Entrepreneurs in residence

Greg Evans is an aspiring businessman.

Jack and Joan Donald talk about counselling students on entrepreneurship in their namesake Red Deer College business school Tuesday.

Jack and Joan Donald talk about counselling students on entrepreneurship in their namesake Red Deer College business school Tuesday.

Greg Evans is an aspiring businessman.

In fact, the second-year student in Red Deer College’s network systems technology program is already developing his own information technology business.

So Evans was understandably intrigued when the founder of Parkland Fuel Corp., Canada’s largest independent marketer and distributor of fuel, spoke to his management class recently.

And when Jack Donald went a step further and offered to meet with students one-on-one, the young entrepreneur took advantage of the mentoring opportunity.

“It was kind of cool,” he said of his hour-long tête-à-tête with the man whose business accolades include membership in the Canadian Petroleum Hall of Fame and Calgary Business Hall of Fame.

More importantly, Donald gave Evans a helpful nudge toward the business world.

“He gave me a lot of good input on it, and actually made me want to do it even more.”

Jack Donald and his wife and longtime business partner Joan Donald are the first Entrepreneurs in Residence at the college’s Donald School of Business.

As such, they’ve committed to sharing their knowledge and experiences with students at the downtown satellite campus that’s named in their honour.

The college has already compiled a list of some 50 business people and entrepreneurs to follow the Donalds in its mentorship program, said Red Deer College president Joel Ward.

These run the gamut from business owners to real estate moguls to vice-presidents of financial institutions.

“When we conceived the idea of moving the Donald School of Business downtown and connecting it more to the business community, we thought, what ways could we take advantage of the immense talent that exists in our downtown?” said Ward.

The Entrepreneurs in Residence program is the result.

The insights of battle-scarred business people are a perfect complement to the theoretical lessons taught to students in class, said Ward.

“For example, you probably would never see in a textbook a statement like this:

‘If you want to be in business, you’d better be able to lie awake at night and wonder if you’re going to be able to make the payroll, and if you can’t handle that pressure, you probably don’t want to be running your own business.’”

This kind of perspective, and the real-life stories that the Entrepreneurs in Residence will be able to share, are what many business students want and need to hear, said Ward.

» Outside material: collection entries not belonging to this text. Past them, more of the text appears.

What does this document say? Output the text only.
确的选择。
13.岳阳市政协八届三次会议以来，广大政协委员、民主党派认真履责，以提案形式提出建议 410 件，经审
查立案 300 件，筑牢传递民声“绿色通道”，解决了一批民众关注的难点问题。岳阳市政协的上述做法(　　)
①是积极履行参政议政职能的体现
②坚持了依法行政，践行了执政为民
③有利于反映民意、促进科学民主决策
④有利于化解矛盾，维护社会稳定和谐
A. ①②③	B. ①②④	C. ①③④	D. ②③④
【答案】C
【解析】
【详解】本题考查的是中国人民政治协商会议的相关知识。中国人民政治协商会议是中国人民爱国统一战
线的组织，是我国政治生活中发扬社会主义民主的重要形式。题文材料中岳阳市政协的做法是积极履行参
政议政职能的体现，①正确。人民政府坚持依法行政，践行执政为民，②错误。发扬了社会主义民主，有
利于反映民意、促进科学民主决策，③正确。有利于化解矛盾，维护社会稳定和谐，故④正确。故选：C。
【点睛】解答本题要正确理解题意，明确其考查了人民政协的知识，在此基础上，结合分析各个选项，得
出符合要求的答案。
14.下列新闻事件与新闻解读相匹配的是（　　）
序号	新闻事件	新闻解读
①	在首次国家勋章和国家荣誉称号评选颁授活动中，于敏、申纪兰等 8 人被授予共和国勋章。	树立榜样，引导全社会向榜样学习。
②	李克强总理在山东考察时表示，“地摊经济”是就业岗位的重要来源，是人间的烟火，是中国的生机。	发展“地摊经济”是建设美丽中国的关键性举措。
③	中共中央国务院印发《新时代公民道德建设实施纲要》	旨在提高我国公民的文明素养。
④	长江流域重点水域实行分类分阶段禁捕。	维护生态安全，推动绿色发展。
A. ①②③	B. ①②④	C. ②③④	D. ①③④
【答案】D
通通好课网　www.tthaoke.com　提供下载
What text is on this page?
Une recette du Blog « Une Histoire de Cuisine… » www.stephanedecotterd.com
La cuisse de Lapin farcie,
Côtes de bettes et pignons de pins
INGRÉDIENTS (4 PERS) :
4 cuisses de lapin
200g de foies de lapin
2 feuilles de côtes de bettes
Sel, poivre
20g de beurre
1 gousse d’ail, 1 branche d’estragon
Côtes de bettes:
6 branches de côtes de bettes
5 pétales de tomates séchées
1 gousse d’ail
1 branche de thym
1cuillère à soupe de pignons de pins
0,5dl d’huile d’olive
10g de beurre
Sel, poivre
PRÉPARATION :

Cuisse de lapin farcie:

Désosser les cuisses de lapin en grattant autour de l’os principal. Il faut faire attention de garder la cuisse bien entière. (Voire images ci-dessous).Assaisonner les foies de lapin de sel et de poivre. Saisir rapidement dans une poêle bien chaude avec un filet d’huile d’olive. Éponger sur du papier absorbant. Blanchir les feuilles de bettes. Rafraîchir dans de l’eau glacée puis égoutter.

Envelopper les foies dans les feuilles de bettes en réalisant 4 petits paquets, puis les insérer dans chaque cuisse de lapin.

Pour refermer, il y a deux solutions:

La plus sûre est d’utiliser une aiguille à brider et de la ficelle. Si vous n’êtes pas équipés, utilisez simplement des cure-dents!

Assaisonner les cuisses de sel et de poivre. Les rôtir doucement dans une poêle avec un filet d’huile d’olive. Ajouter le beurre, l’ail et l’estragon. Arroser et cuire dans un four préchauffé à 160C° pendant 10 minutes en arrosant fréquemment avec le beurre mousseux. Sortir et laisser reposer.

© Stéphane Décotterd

“That’s what resonates with students.”

The business people who participate in the program will each do so for an approximately four-week period, he said, donating a few hours a week to speak to classes and meet individually with students.

The college hopes that some of its students will also get a chance to work on real projects for local businesses, such as market research and developing marketing plans, said Ward. Employment opportunities might also result.

“We know that students get jobs right out of these programs, based on the fact that they’ve been able to interact with these entrepreneurs and business owners.”

The Donalds laid the foundation for the Donald School of Business through a $3-million donation to the college. Their service as its inaugural Entrepreneurs in Residence further illustrates the couple’s commitment to post-secondary education.

“Young people are the future of our country — full stop,” explained Jack.

He believes local students might benefit from the lessons he and Joan learned during their years in business, and also from the varied perspectives of other local entrepreneurs.

For instance, Jack has come to recognize the importance of effectively marketing yourself and your product or service. And Joan knows the importance of being grounded and living a balanced life. Career and financial success are important, she said, but so are family, friends, community and health.

Such perspectives would be valuable to young people preparing to embark on their own careers, suggested Patrick O’Meara, chair of business and commerce at the Donald School of Business.

“What a wonderful opportunity for them to really get some insight from somebody who’s built a multibillion-dollar business — a true Canadian success story and a true Alberta success story,” said O’Meara, who’s a big proponent of the Entrepreneurs in Residence program.

“I’m really quite excited about it because of the fact that applied learning model is going to be applied right in the classroom with the experience of people like Jack and Joan.”

The Donalds said they’re pleased with the Donald School of Business and the direction it’s going.

“I’d like to think that the Donald School of Business is and will in the future attract the brightest and the best,” said Jack.

Joan agreed, stressing the importance of offering a complete business education locally so that young people don’t have to move elsewhere.